A statewide effort to help Medicaid patients better manage their health care saved $31 million in taxpayer dollars, according to recently released state data.
The state agency that manages Medicaid launched the Accountable Care Collaborative to help Medicaid patients understand their benefits.
Over the last two years, the state saved $9 million through the program. Officials saw an increase in savings in the last fiscal year as participation increased.
“We are very pleased with this year’s savings but even more excited to see that the program still continues to save money and improve care as it grows,” said Laurel Karabatsos, the Colorado deputy Medicaid director.
The program, which started in 2011, has increased enrollment in the collaborative from 132,000 Medicaid patients to 609,000, or about 60 percent of all Medicaid patients in Colorado. Regional data was not immediately available.
Medicaid is a government-funded form of health insurance. In Colorado, it was expanded in January, making residents earning up to 133 percent of the federal poverty level eligible.
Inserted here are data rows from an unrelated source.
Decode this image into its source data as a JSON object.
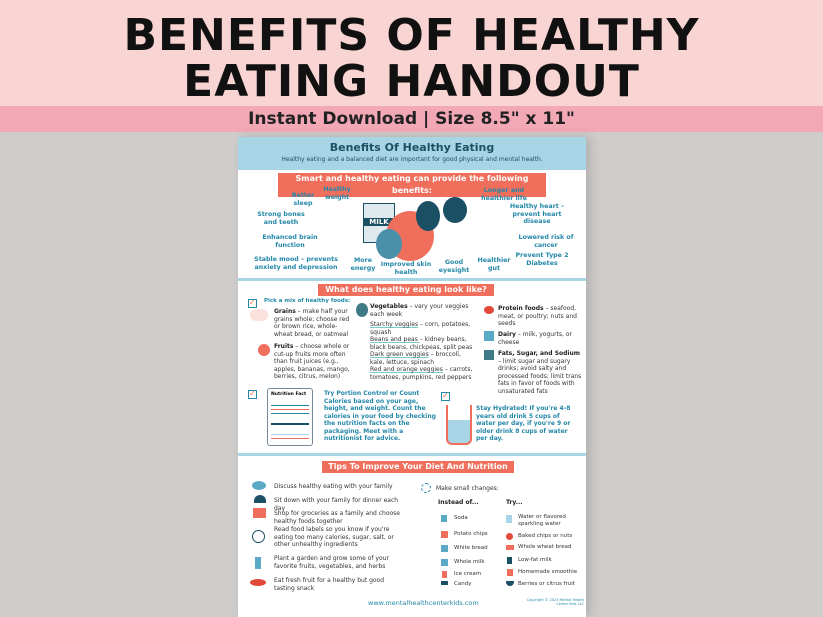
{
  "banner": {
    "title_line1": "BENEFITS OF HEALTHY",
    "title_line2": "EATING HANDOUT",
    "subtitle": "Instant Download  |  Size 8.5\" x 11\""
  },
  "colors": {
    "pink": "#f8d4d3",
    "band": "#f3a8b6",
    "accent": "#ef6f5c",
    "teal": "#2387a8",
    "header_blue": "#a8d5e6"
  },
  "handout": {
    "title": "Benefits Of Healthy Eating",
    "intro": "Healthy eating and a balanced diet are important for good physical and mental health.",
    "benefits_heading": "Smart and healthy eating can provide the following benefits:",
    "milk_label": "MILK",
    "benefits": [
      "Better sleep",
      "Healthy weight",
      "Strong bones and teeth",
      "Enhanced brain function",
      "Stable mood – prevents anxiety and depression",
      "More energy",
      "Improved skin health",
      "Good eyesight",
      "Healthier gut",
      "Longer and healthier life",
      "Healthy heart – prevent heart disease",
      "Lowered risk of cancer",
      "Prevent Type 2 Diabetes"
    ],
    "look_heading": "What does healthy eating look like?",
    "pick_mix": "Pick a mix of healthy foods:",
    "groups": [
      {
        "name": "Grains",
        "text": " – make half your grains whole; choose red or brown rice, whole-wheat bread, or oatmeal"
      },
      {
        "name": "Fruits",
        "text": " – choose whole or cut-up fruits more often than fruit juices (e.g., apples, bananas, mango, berries, citrus, melon)"
      },
      {
        "name": "Vegetables",
        "text": " – vary your veggies each week"
      },
      {
        "name": "Protein foods",
        "text": " – seafood, meat, or poultry; nuts and seeds"
      },
      {
        "name": "Dairy",
        "text": " – milk, yogurts, or cheese"
      },
      {
        "name": "Fats, Sugar, and Sodium",
        "text": " – limit sugar and sugary drinks; avoid salty and processed foods; limit trans fats in favor of foods with unsaturated fats"
      }
    ],
    "veggies": [
      {
        "name": "Starchy veggies",
        "text": " – corn, potatoes, squash"
      },
      {
        "name": "Beans and peas ",
        "text": " – kidney beans, black beans, chickpeas, split peas"
      },
      {
        "name": "Dark green veggies",
        "text": " – broccoli, kale, lettuce, spinach"
      },
      {
        "name": "Red and orange veggies",
        "text": " – carrots, tomatoes, pumpkins, red peppers"
      }
    ],
    "nutrition_fact_label": "Nutrition Fact",
    "portion": "Try Portion Control or Count Calories based on your age, height, and weight.  Count the calories in your food by checking the nutrition facts on the packaging. Meet with a nutritionist for advice.",
    "hydrate": "Stay Hydrated! If you're 4-8 years old drink 5 cups of water per day, if you're 9 or older drink 8 cups of water per day.",
    "tips_heading": "Tips To Improve Your Diet And Nutrition",
    "tips": [
      "Discuss healthy eating with your family",
      "Sit down with your family for dinner each day",
      "Shop for groceries as a family and choose healthy foods together",
      "Read food labels so you know if you're eating too many calories, sugar, salt, or other unhealthy ingredients",
      "Plant a garden and grow some of your favorite fruits, vegetables, and herbs",
      "Eat fresh fruit for a healthy but good tasting snack"
    ],
    "small_changes": "Make small changes:",
    "instead_heading": "Instead of...",
    "try_heading": "Try...",
    "instead": [
      "Soda",
      "Potato chips",
      "White bread",
      "Whole milk",
      "Ice cream",
      "Candy"
    ],
    "try": [
      "Water or flavored sparkling water",
      "Baked chips or nuts",
      "Whole wheat bread",
      "Low-fat milk",
      "Homemade smoothie",
      "Berries or citrus fruit"
    ],
    "website": "www.mentalhealthcenterkids.com",
    "copyright": "Copyright © 2023 Mental Health Center Kids LLC"
  }
}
In La Plata County, Medicaid patients receive help managing their benefits through the Nurse Navigator program at the San Juan Basin Health Department.
The Nurse Navigator service was in place before the state introduced its program. So, the state partnered with the health department to bolster the existing program.
The agencies helping patients use their Medicaid benefits are different all across the state. But they all focus on reducing unnecessary readmissions to the hospital, visits to the emergency room, the use of high-cost imaging (like CT scans) and redundant procedures.
Rocky Mountain Health Plans manages the state’s program on the Western Slope, an area that includes 100,000 Medicaid enrollees. It directly helps local doctors by providing information about patients to their primary-care doctors, said Dr. Cecile Fraley, the physician administrator for Pediatric Partners of the Southwest.
This allows clinics to directly follow up with patients after emergency-room visits, she said.
Through the program, the Colorado Department of Health Care Policy and Financing has found the longer patients on Medicaid receive care coordination, the lower their rate of readmission to the hospital.
Adults receiving help managing their health care for more than six months had 33 percent fewer hospital readmissions, according to the data.
“When people first get benefits, they need some education,” said Marc Williams, a representative of the department.
This trend may also be driven by a pent up need for medical attention that Medicaid patients may have when they first enroll in Medicaid, Karabatsos said.
The program has similarities to the managed-care model that ended in the early 2000s. In that model, the cost of treatment was monitored by a company. However, Colorado Medicaid patients can still choose their doctor and decline to receive help coordinating care. Only 3 percent of the patients invited to join the program have opted out, state officials said.